After a number of Japanese celebrities took their lives last year, including Yuko Takeuchi, Haruma Miura, and Hana Kimura, Japan had a nationwide discussion about the importance of mental health. Sadly, it remained exactly that: all talk. Since then, the country hasn’t really implemented many official, systemic changes to help people struggling with mental health issues. However, the celebrity suicides did seem to prompt many people to talk more openly about their personal struggles. Some have opened up about starting to prioritize their own mental health over work.
Serina Hasegawa and Aisa Takeuchi Take Mental Health Breaks
A few months back, Serina Hasegawa of the Little Glee Monster J-pop band, announced that she would be temporarily leaving the group to focus on her health. Not many details were available at the time, but in early June, Hasegawa confirmed that she was stepping back from her music career to treat her bipolar disorder and ADHD. To this day, both disorders remain woefully misunderstood and stigmatized in Japan. This makes a high-profile celebrity opening up about her struggles with them so admirable. Hopefully, it has made those living with bipolar disorder and ADHD in Japan feel a little less alone. Hasegawa is reportedly doing better and is thinking of rejoining the group soon.

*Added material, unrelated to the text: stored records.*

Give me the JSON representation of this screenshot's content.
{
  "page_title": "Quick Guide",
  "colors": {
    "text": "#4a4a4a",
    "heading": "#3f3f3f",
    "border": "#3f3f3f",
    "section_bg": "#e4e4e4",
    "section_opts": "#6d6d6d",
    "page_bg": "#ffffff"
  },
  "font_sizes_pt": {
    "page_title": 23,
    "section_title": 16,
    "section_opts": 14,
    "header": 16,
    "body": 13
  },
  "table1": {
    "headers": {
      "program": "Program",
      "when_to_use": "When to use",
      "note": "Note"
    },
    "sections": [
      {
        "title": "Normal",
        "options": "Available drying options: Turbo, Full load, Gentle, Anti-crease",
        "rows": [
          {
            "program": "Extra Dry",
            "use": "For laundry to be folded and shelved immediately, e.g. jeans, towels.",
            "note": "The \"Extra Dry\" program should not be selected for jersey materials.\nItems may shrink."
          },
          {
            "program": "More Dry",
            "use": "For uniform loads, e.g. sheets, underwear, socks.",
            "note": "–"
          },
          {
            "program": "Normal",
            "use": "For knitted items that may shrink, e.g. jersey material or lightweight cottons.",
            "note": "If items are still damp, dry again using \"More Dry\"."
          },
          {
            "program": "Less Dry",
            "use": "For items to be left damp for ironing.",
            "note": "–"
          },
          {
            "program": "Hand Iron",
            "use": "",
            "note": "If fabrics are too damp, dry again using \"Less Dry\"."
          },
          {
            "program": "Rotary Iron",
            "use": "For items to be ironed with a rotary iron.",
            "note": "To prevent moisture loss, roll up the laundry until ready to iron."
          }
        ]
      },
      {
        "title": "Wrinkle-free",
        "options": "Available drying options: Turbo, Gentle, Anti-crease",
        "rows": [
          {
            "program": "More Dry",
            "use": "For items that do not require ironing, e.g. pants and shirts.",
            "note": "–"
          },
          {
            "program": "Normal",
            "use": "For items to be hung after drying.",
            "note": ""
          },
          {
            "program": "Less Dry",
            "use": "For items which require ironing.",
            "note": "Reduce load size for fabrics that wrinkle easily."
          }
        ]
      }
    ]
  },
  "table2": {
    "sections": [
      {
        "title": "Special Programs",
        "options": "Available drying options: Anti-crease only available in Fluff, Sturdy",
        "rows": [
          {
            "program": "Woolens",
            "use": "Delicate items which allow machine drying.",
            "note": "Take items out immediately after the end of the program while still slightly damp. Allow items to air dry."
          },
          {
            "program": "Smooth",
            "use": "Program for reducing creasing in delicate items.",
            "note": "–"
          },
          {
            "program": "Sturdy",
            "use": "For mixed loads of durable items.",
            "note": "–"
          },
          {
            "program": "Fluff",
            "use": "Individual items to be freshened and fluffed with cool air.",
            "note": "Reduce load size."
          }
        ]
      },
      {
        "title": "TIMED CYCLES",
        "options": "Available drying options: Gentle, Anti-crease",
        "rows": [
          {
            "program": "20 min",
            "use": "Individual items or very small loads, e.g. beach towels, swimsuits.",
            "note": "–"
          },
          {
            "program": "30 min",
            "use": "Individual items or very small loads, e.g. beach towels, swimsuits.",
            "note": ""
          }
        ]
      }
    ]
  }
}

Around the same time, up-and-coming actress Aisa Takeuchi (Detective Novice, 12 Suicidal Teens) announced that she had left her talent agency Sweet Power to treat a panic disorder. Takeuchi started experiencing panic attacks around February, finally getting an official diagnosis back in May. Like Hasegawa, she set a positive example by choosing to prioritize her mental health over her career.
Naomi Osaka Throws a Spotlight on Mental Health Too
Naomi Osaka is currently not only one of the most famous athletes in the world but also one of the most resonating voices to speak about mental health after the tennis player withdrew from the French Open to focus on her mental well-being. This proved that even the strongest people can suffer from mental health issues. And Osaka is the definition of strength, from her playing style to how she always carries herself. That strength is also the focus of an exclusive interview she did with Vogue Japan for the August 2021 issue which features Osaka on the cover. It went on sale on June 28.
— VOGUE JAPAN (@voguejp) June 28, 2021
What’s New on Japanese Twitter
The Johnny & Associates agency has been in the entertainment business for nearly 60 years. Today it represents some of the biggest performers and bands in Japan. That includes the likes of Kat-tun and Takuya Kimura. Yet despite having such a huge impact on Japanese pop culture, Johnny & Associates had no English online presence, with all of their official pages being exclusively in Japanese. That changed a few weeks ago when the talent agency finally started an English Twitter account. It has been verified and already boasts more than 350,000 followers.
Hello World! pic.twitter.com/mlJHk6IQMr
— New Name Coming Soon (@Temp_HelloWorld) June 1, 2021
And yet, that still wasn’t the biggest thing to happen on Japanese Twitter this month. The new Johnny & Associates account was quickly followed, and eclipsed, by famed manga artist Rumiko Takahashi (of Urusei Yatsura and Inuyasha fame). She created her own Twitter account which has also surpassed 350,000 followers. Far from simply being a place for Takahashi to post updates about her work, the 63-year-old artist is using Twitter to collect and answer fan questions. For example, in her latest Q&A, Takahashi revealed that she always tries to get inside the head of her characters to better depict their emotions, which at one point resulted in her tearing up when drawing a scene of a character crying.
— 高橋留美子情報 (@rumicworld1010) June 1, 2021
Yoko Kumada to Divorce Her Husband
Back in May, the husband of Yoko Kumada reportedly assaulted the popular gravure idol and TV personality at her home. It was Kumada herself who later apologized in an official statement. Female celebrities saying sorry for causing “trouble” with their personal lives is sadly par for the course in Japanese show business. That announcement, however, was then followed by news that Kumada had petitioned for divorce to do “what’s best for her and her three daughters.” As later reported by a few tabloids, the cause of the assault might have been a suspicion of infidelity, as if that excuses it. This, again, is sadly also par for the course in the Japanese entertainment industry.